WOODS, MCILROY ON COLLISION COURSE
Last year when Tiger Woods and Rory McIlroy faced each other in the final round at the Augusta Masters, their careers were pretty much headed towards opposite directions. Woods had taken a nosedive into mediocrity – considering the incredibly lofty standards that he has set – while McIlroy seemed like a shoo-in to win his maiden major title, climb up the pecking order in golf, and fulfill the prophesies of him being the next big thing in golf.
While Woods duly complied and traced a pretty protracted downward spiral that moment onwards that saw him fall out of the top 50, McIlroy forgot the script back home and conjured up the greatest meltdown by a 54-hole leaded at the Masters in more than 50 years. However, he did go onto eradicate the phantoms of the Masters malfunction in the US Open, and reached the summit of the golf rankings after the Honda Classic as well. All the same, this time round, both the golfing superstars are on the up – McIlroy having found the golfing apogee recently, while Tiger Woods has ended a 30-month title drought on the PGA Tour owing to the five-shot triumph at Bay Hill last Sunday. This triumph for Tiger has pretty much confirmed what has long been on the verge of resurfacing – Tiger is back to his best! And this too at the most opportune time; ahead of the Augusta Masters.
McIlroy was long being touted as the favourite for this year’s first major, however, as it doesn’t take a particularly huge convulsion to upset the bookie odds, Tiger’s triumph on Sunday has nudged him ahead of the World Number 1, and the American is now being considered at the man to beat. We all know what Woods can do at clutch time; and when one sees the hunger returning – and it sure has been the case for a while now – you sense that Tiger is all set to roar. And of course Woods rarely fails to live up to expectations when he is in this groove.
Nevertheless, what Tiger Woods at his peak never had was another ‘superstar’ who had the wherewithal and the flamboyance to topple him. Customarily, when Woods flaunts his best, it is game, set and match – no one else really has much say more often than not. However, what the rise of McIlroy has done is that probably for the first time in the Tiger era, we get to see Woods face off against someone who’s best can be more than a match for his best. Having two sporting luminaries lock horns at their peak form is enough to whet the appetite of the aficionados and that is what we should expect Thursday onwards.
McIlroy might have atoned for his meltdown last year by winning at Congressional, but he won’t really get this particular monkey off his back till he bags his maiden Masters title.

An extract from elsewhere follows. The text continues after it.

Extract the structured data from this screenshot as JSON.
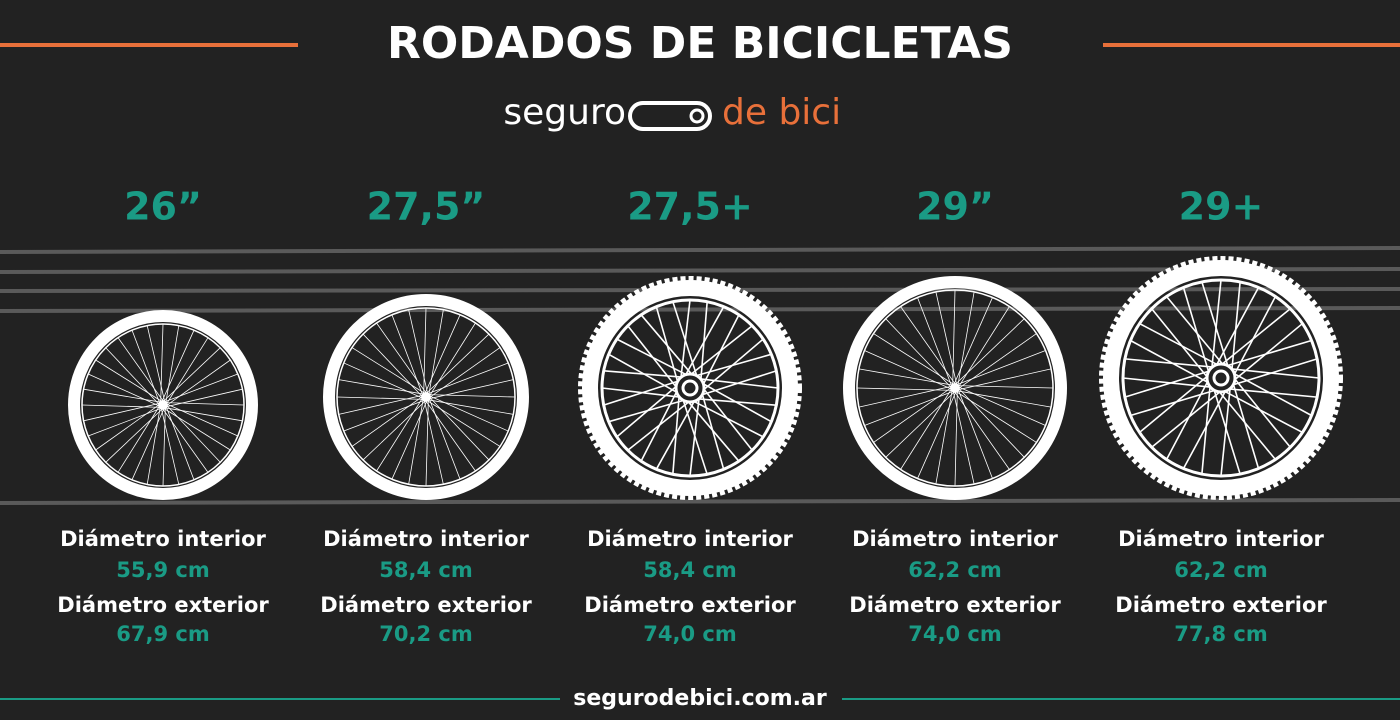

And even though he has what it takes to do it the coming Sunday, he’ll have to do it by overcoming the challenge of one of the greatest athletes of all-time at his menacing best.
MURRAY TAKES ON DJOKOVIC
It is Novak Djokovic vs Andy Murray round three of 2012, with both players splitting the results of the previous two encounters. The Serbian bagged the much bigger of the two matches by edging out the world number 4 in that epic semifinal at Melbourne, while the Scott returned the favour in Dubai at the same stage. It is the last ATP 1000 event before the clay season kicks off, and men’s tennis finds itself at an interesting crossroads.
Djokovic has been the man to beat this season again, but his form has not quite been as menacing as last year. Murray, on the other hand, is looking to cement himself as being a worthy part of the big four of men’s tennis. Even though the top four have remained the same – with shuffling within this bloc – but it’s more of a big three and Murray rather than a veritable Big Four sans Murray breaking his Grand Slam duck. Ivan Lendl has been working hard with the Scott, and the improvement – both with regards to his game’s structure and the mental strength – is there for all to see. The walkover against Rafael Nadal in the semifinal would have frustrated Murray, as he wouldn’t have had been able to apply his latest game plan against Nadal and gauge himself, however, he would know that if he triumphs against No-Djo today he would give himself a kick for the rest of the season. And this is possible; for, compared to Roger Federer and Nadal, it’s actually Murray who has had the best record against the Serb since the latter traced his purple patch.
Djokovic, meanwhile, knows that he shouldn’t let the foot off the pedal. And even though losing against Murray would be a few light years away from being a disaster, it would certainly giving the Doubting Thomas the arsenal to bombard his scepticism regarding the World Number 1 being on a relative down.